I met one man at match.com—the internet equivalent to clubbing but that’s a whole nother’ story. We agree to meet in downtown DC. He’s shorter than he said but that’s typical. Many women knock ten pounds off their weight in their profiles and most men add two inches. So that wasn’t a big deal. He seemed nice enough so we go to a bar to have a drink and chat.

Check the following conversation.
Him:“Do you smoke?”
Me:(after I pick my jaw off the floor) “No! Do you?”
Him: “Uh, yes. But everyone lies about that in their profile.”
Me: “No they don’t!” My voice get’s higher here. Now ‘only dog’s can hear it' high but it went up an octave
Him-laughing: “Well, that’s the worst lie I told.”
Me. I hesitate. Pick up my jaw again: "You mean there’s more?”
No answer
Me: “Well, as long as you’re divorced.”
Loooooonnnnnnnggg silence
Me: “You’re not divorced yet, are you?”
Him: “No, But I’ve been separated for a really long time.”
Oh. My. God. What a trainwreck! At this point, I have a choice. I can storm off in an indignant but righteous huff or...I can make him pay. Hmmm. What to do what to do...
He is so buying me dinner.
Me: “Let’s just have dinner and we’ll see what’s what.”

I order everything and while I don’t pay in money, I do pay. He spends the entire meal staring at my breasts. What an asshat.

Dinner ends (thank God!). He walks me to my car.
Him: "Would you like to come back to my boat?"
The oogling told me what he really wanted.
Me staring in disbelief. “I am not having sex with you. Ever.”
Him: "It wouldn’t be sex. It would be making love.”
Seriously. He said that. Do I look new?
Me: “Does that line work. Ever?”
I turned and left him standing on the sidewalk.

Lesson learned? I can only hope so but I doubt it. Next!

4 comments:

Natalie Damschroder said...

OMG what an idiot. I hope the food was good!

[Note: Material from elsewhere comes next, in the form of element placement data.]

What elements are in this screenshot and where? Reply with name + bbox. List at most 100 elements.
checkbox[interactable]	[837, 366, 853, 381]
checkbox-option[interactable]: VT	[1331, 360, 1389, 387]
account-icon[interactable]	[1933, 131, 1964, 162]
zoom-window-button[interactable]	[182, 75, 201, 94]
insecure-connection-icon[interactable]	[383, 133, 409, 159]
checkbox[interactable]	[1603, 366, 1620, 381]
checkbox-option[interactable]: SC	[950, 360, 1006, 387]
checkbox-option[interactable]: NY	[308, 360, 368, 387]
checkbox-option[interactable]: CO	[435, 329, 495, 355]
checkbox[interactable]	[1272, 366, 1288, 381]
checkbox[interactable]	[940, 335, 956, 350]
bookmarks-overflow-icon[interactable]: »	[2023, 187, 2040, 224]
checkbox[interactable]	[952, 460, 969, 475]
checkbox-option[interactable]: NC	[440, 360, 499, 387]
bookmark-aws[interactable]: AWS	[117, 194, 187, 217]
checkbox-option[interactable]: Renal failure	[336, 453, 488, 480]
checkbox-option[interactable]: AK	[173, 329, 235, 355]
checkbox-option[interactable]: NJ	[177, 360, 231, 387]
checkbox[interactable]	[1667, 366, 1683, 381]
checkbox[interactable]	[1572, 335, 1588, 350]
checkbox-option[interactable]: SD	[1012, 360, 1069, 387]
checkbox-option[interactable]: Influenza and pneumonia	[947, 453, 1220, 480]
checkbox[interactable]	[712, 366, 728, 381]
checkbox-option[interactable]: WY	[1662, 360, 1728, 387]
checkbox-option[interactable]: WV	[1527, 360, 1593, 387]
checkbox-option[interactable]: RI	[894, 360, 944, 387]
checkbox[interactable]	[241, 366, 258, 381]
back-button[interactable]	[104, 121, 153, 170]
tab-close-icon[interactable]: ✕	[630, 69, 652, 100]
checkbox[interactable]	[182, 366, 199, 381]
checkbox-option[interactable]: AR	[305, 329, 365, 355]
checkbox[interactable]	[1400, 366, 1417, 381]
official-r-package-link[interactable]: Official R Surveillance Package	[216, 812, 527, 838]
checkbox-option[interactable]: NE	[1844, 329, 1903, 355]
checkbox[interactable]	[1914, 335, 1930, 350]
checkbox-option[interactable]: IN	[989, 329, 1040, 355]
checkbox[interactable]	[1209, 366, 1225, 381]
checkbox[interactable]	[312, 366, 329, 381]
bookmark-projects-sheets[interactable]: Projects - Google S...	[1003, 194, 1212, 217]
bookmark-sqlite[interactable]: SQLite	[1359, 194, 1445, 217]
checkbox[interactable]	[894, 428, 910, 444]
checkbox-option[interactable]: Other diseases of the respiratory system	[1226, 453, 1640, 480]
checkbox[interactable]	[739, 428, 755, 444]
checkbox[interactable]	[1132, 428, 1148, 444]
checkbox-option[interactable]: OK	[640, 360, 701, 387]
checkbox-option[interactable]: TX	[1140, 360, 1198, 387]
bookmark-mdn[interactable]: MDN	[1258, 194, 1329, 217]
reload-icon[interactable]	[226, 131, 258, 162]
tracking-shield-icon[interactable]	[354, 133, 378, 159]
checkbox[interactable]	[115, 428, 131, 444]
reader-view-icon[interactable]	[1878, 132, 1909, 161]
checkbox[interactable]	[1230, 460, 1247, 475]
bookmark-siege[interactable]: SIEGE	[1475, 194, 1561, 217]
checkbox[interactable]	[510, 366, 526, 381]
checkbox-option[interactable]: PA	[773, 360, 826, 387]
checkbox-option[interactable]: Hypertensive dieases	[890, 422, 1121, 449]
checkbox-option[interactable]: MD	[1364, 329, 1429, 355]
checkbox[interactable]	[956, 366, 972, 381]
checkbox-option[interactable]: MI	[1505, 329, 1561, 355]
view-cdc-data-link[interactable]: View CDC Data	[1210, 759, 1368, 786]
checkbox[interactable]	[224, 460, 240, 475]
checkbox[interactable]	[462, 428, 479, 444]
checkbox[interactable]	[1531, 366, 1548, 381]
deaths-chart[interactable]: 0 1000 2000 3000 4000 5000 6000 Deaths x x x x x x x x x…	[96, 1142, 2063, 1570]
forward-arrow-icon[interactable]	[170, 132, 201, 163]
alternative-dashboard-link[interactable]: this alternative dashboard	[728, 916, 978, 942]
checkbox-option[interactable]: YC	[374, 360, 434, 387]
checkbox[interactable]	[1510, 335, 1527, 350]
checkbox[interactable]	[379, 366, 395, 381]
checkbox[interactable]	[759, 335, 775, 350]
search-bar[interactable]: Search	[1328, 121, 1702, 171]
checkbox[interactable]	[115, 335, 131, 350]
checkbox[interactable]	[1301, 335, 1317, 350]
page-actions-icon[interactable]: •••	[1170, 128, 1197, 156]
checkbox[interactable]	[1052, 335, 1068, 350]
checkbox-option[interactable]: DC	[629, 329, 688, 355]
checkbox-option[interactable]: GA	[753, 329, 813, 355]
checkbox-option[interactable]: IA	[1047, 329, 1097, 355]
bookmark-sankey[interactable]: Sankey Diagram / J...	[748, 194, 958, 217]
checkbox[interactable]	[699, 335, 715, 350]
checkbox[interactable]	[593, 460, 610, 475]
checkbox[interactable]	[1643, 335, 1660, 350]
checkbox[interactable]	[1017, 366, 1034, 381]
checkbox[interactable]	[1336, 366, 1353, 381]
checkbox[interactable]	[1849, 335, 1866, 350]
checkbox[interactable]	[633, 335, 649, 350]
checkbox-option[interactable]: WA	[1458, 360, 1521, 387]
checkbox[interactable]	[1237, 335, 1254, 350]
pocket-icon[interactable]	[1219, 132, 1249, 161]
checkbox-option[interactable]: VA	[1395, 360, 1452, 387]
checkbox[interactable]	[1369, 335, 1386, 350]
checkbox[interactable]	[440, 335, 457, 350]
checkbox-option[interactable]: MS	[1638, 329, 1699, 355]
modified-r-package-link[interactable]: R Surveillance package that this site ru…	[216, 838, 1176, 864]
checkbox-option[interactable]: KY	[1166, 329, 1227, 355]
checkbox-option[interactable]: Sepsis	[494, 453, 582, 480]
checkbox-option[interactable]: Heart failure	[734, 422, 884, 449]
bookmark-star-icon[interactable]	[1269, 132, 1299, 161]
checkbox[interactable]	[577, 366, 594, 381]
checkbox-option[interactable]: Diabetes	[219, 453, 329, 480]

BTW, I bought Breathless yesterday. I was so excited to see you on the shelf again! (Not that it was a surprise, I went looking for it.) :)

Cathy in AK said...

Too bad you weren't in the bar drinking when he said the make love line. That would have been a great spit take moment--right in his face : )

Tracy Montoya said...

OMG, I would have died of barfness. Asshat doesn't even begin to describe THAT.

Amy Jandrey said...

OMG....I so needed that laugh! What an f-wad. Wonder if he realizes how lucky he was that you walked away. He'd have been one hurtin' pup had you REALLY been pissed off. hahahahahahahahah God help me, I don't ever want to end up on your bad side.

Remind me to tell you about the sister of the guy I work with and how she broke her hand on a guy's jaw after he didn't quite understand the meaning of "get lost".